It follows that the index-values of the vertices of a thick rhombus are either $1$ and $3$ at the $72^o$ angles and $2$ at the $108^o$ angles, or they are $2$ and $4$ at the $72^o$ angles, and $3$ at the $108^o$ angles. For a thin rhombus the index-values must be either $1$ and $3$ at the $144^o$ angles and $2$ at the $36^o$ angles, or $2$ and $4$ at the $144^o$ angles and $3$ at the $36^o$ angles.

We still have to show that this gives a legal Rhombic tiling, that is, that the gluing restrictions of Penrose’s rhombs are satisfied.



We do this by orienting and colouring the edges of the thin and thick rhombus towards the vertex defined by the semi-circles on the rhombus-pieces. Edges connecting a point of index $3$ to a point of index $2$ are coloured red, edges connecting a point of index $1$ to a point of index $2$, or connecting a point of index $3$ to one of index $4$ are coloured blue.

We orient green edges pointing from index $2$ to index $1$, or from index $3$ to index $4$. As this orientation depends only on the index-values of the vertices, two rhombs sharing a common green edge also have the same orientation on that edge.

On each individual rhomb, knowing the green edges and their orientation forced the red edges and their orientation, but we still have to show that if two rhombs share a common red edge, this edge has the same orientation on both (note in the picture above that a red edge can both flow from $2$ to $3$ as well as from $3$ to $2$).

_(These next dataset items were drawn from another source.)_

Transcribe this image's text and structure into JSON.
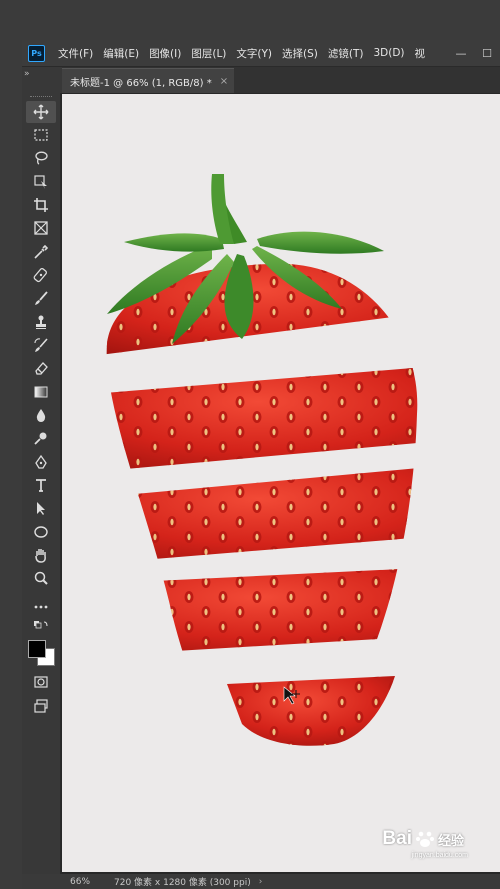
{
  "app": {
    "logo": "Ps"
  },
  "menu": [
    "文件(F)",
    "编辑(E)",
    "图像(I)",
    "图层(L)",
    "文字(Y)",
    "选择(S)",
    "滤镜(T)",
    "3D(D)",
    "视"
  ],
  "window_controls": {
    "minimize": "—",
    "maximize": "☐"
  },
  "panel_collapse": "»",
  "document_tab": {
    "title": "未标题-1 @ 66% (1, RGB/8) *",
    "close": "×"
  },
  "tools": [
    "move-tool",
    "marquee-tool",
    "lasso-tool",
    "object-select-tool",
    "crop-tool",
    "frame-tool",
    "eyedropper-tool",
    "healing-brush-tool",
    "brush-tool",
    "clone-stamp-tool",
    "history-brush-tool",
    "eraser-tool",
    "gradient-tool",
    "blur-tool",
    "dodge-tool",
    "pen-tool",
    "type-tool",
    "path-select-tool",
    "ellipse-tool",
    "hand-tool",
    "zoom-tool",
    "more-tools",
    "swap-colors",
    "foreground-color",
    "quick-mask",
    "screen-mode"
  ],
  "colors": {
    "foreground": "#000000",
    "background": "#ffffff",
    "strawberry_red": "#d8261a",
    "leaf_green": "#3d8a2a"
  },
  "status": {
    "zoom": "66%",
    "dimensions": "720 像素 x 1280 像素 (300 ppi)",
    "arrow": "›"
  },
  "watermark": {
    "brand": "Bai",
    "brand2": "经验",
    "url": "jingyan.baidu.com"
  }
}
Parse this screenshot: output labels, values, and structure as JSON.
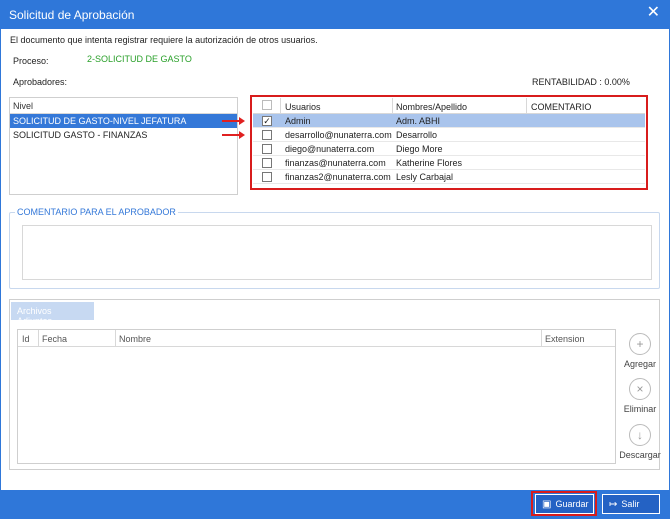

From the gluing conditions of Penrose’s rhombs we see that if $PQ$ be a red edge, in common to two rhombs, and these rhombs have angle $\alpha$ resp. $\beta$ in $P$, then $\alpha$ and $\beta$ must be both less that $90^o$ or both bigger than $90^o$. We translate this in terms of the pentragrid.



The two rhombs correspond to two intersection points $A$ and $B$, and we may assume that they both lie on a line $l$ of family $0$ of parallel lines (other cases are treated similarly by cyclic permutation), and that $A$ is an intersection with a family $p$-line and $B$ with a family $q$-line, with $p,q \in \{ 1,2,3,4 \}$. The interval $AB$ crosses the unique edge common to the two rhombs determined by $A$ and $B$, and we call the interval $AB$ red if $\sum_j K_j(\vec{x})$ is $2$ on one side of $AB$ and $3$ on the other side. The claim about the angles $\alpha$ and $\beta$ above now translates to: if $AB$ is red, then $p+q$ is odd (in the picture above $p=1$ and $q=2$).

By a transformation we may assume that $\gamma_0=0$ and that $l$ is the $Y$-axis. For every $y \in \mathbb{R}$ we then get
\[
\begin{cases}
K_1(0,y) = \lceil y .sin(2 \pi/5) + \gamma_1 \rceil \\
K_2(0,y) = \lceil y .sin(4 \pi/5) + \gamma_2 \rceil \\
K_3(0,y) = \lceil -y .sin(4 \pi/5) + \gamma_3 \rceil \\
K_4(0,y) = \lceil -y .sin(2 \pi/5) + \gamma_4 \rceil
\end{cases}
\]
and $\gamma_1+\gamma_4$ and $\gamma_2+\gamma_3$ are not integers (otherwise the pentagrid is not regular). If $y$ runs from $-\infty$ to $+\infty$ we find that
\[
K_1(0,y)+K_4(0,y) – \lceil \gamma_1 + \gamma_4 \rceil = \begin{cases} 0 \\ 1 \end{cases} \]
with jumps from $0$ to $1$ at places where $(\lceil \gamma_1 + \gamma_4 \rceil – \gamma_1)/sin(2 \pi/5) \in \mathbb{Z}$ and from $1$ to $0$ when $\gamma_4/sin(2 \pi/5) \in \mathbb{Z}$. (A similar result holds replacing $K_1,K_4,\gamma_1,\gamma_4,sin(2 \pi/5)$ by $K_2,K_3,\gamma_2,\gamma_3,sin(4 \pi/5)$.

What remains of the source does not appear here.